Friday, February 3, 2012

February 3, 2012

Fresh, invigorating fragrance fills the house. I look for what it is, and see Jessie’s hyacinth blooming mightily from the vitrine. I didn’t plant it outside, as I thought it would, but let it spill its perfume in my private air. Lilac crocus blooming beside the windflowers–as though the terrace were a color card of graduated purples. Spears of daffodil leaves emerge from the ground, all surging forward too early in this false winter.

Reading a huge volume on Hans Holbein. His is the skill I would have if I could choose any painter’s. Susan Foister’s, the writer’s, erudition is exquisite, and though I won’t (nor will I have any need to) remember the half of it, I’m impressed by how much erudition there is in the world, how much there is to know, and for every thing there is to know, that there is someone willing to search it out, examine and judge and bring it into perfect light. She has read payment records five hundred years old. She has curtailed speculation where speculation ought not to have happened. She has learned names of men that even their families forgot before the Industrial Age. One might rest assured that someone has paid attention to every last detail. I feel the same sense of awe in my little Thursday morning reading group, where we consider morality and literature. Some in the circle have read everything and reference French postmodern theory without a sneer; I squeak into my little corner of comfort and hope I can follow along as long as possible.

Some painting today, though the din of C’s stereo clashing with L’s finally drove me out. C’s is worse, because closer, and because she has the worst musical taste I’ve ever encountered. Can’t describe it. . . sort of bubble-gum, I-love-Jesus-almost -as-much-as-my-boyfriend girlie mall muzak cranked to the level of physical pain. Can’t even close the door against it because her speakers aim at my wall. Did ask her to turn it down, but by then the mood was gone. The mood returns tonight, and if I weren’t already drunk I’d load up and head for the studio.

The retaining wall collapsed behind Marco’s house. His luck is the worst.

In the dark of the morning I put together the volume Go, Song, having discovered I have enough poems in forms for a whole book.

Drank a quart of Gatorade against the muscle spasms I blame on dehydration. Hydrating cures them, in any case. Gave myself a fresh round of them laughing from describing to Zach, me on the massage table, having them last night on the toilet and being consequently unable to wipe myself until everything settled down, referencing particularly the resultant blue streak of blasphemy. When I’d recovered from that I recounted the time I was in bed and realized the power was off, and that it was a thrown breaker switch, and when I got up to grope my way outside and down into the cellar to the breaker box, I twisted so as to induce excruciating muscle spasms, and in flailing around I knocked over a lamp, which broke on the floor.
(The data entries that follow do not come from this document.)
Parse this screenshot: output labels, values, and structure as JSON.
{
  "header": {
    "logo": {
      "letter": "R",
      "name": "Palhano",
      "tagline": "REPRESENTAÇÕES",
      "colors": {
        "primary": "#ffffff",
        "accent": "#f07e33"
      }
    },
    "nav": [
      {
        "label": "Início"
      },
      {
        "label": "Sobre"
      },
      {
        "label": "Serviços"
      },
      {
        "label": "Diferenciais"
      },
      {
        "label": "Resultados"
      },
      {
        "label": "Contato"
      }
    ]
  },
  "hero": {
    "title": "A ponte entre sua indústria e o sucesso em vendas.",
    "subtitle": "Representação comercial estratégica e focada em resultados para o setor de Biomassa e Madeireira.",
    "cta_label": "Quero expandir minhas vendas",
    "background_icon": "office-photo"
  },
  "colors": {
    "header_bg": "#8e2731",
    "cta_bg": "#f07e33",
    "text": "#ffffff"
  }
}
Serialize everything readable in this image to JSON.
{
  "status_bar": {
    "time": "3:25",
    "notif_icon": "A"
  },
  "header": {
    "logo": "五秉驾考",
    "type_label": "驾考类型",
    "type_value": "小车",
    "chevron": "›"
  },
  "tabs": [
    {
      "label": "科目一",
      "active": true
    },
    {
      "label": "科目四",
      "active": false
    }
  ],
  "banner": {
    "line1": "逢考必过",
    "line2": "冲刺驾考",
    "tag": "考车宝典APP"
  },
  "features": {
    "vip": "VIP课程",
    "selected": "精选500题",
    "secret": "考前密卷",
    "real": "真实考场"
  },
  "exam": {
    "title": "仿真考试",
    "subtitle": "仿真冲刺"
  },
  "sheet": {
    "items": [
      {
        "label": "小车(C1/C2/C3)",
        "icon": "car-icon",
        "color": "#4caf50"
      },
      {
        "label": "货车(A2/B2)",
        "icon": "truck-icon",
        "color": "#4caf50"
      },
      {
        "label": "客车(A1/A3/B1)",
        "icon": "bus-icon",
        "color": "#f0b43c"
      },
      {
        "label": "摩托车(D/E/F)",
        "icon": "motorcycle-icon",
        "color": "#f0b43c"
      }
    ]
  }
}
I had to get water to end the spasms, so down my foot went on the floor, right into the glass. So, bleeding and cramped double. I limped to the bathroom. Couldn’t see, but I knew I was gushing blood. Tried to bend over and drink out of the bathroom faucet, but the cramps redoubled when I did. Stood in the bathtub so I wouldn’t bleed over everything, blind, unable to bend over and grope for the glass in my foot because when I did the spasms in my gut were too agonizing. Finally walked on my heels to the kitchen, screaming in pain all the way. Found the flashlight. . . drank the water until the spasms eased. . . went out into the freezing night, bleeding into my sneakers, to flip the breaker switch.

Tom and I regaled this AM in Starbucks by Sojourn, who has enormous hands, and who works at the VA changing beds and who remembers not too many nights ago being so drunk he had to hold onto the grass to keep from floating up into the sky. Tom attracts even more half-sane monologists than I.

SW brilliant on Tartuffe in my class.

Everyone is asking for photos, and my head shots, too, have miraculously disappeared from the computer.

I have the feeling that wonderful things happened today, but when I sat down to write of them, only the feeling remained. That is enough.

Recurrent image of the NE corner of W 46th and 8th Avenue in New York. I am waiting for something there– what? Who knows?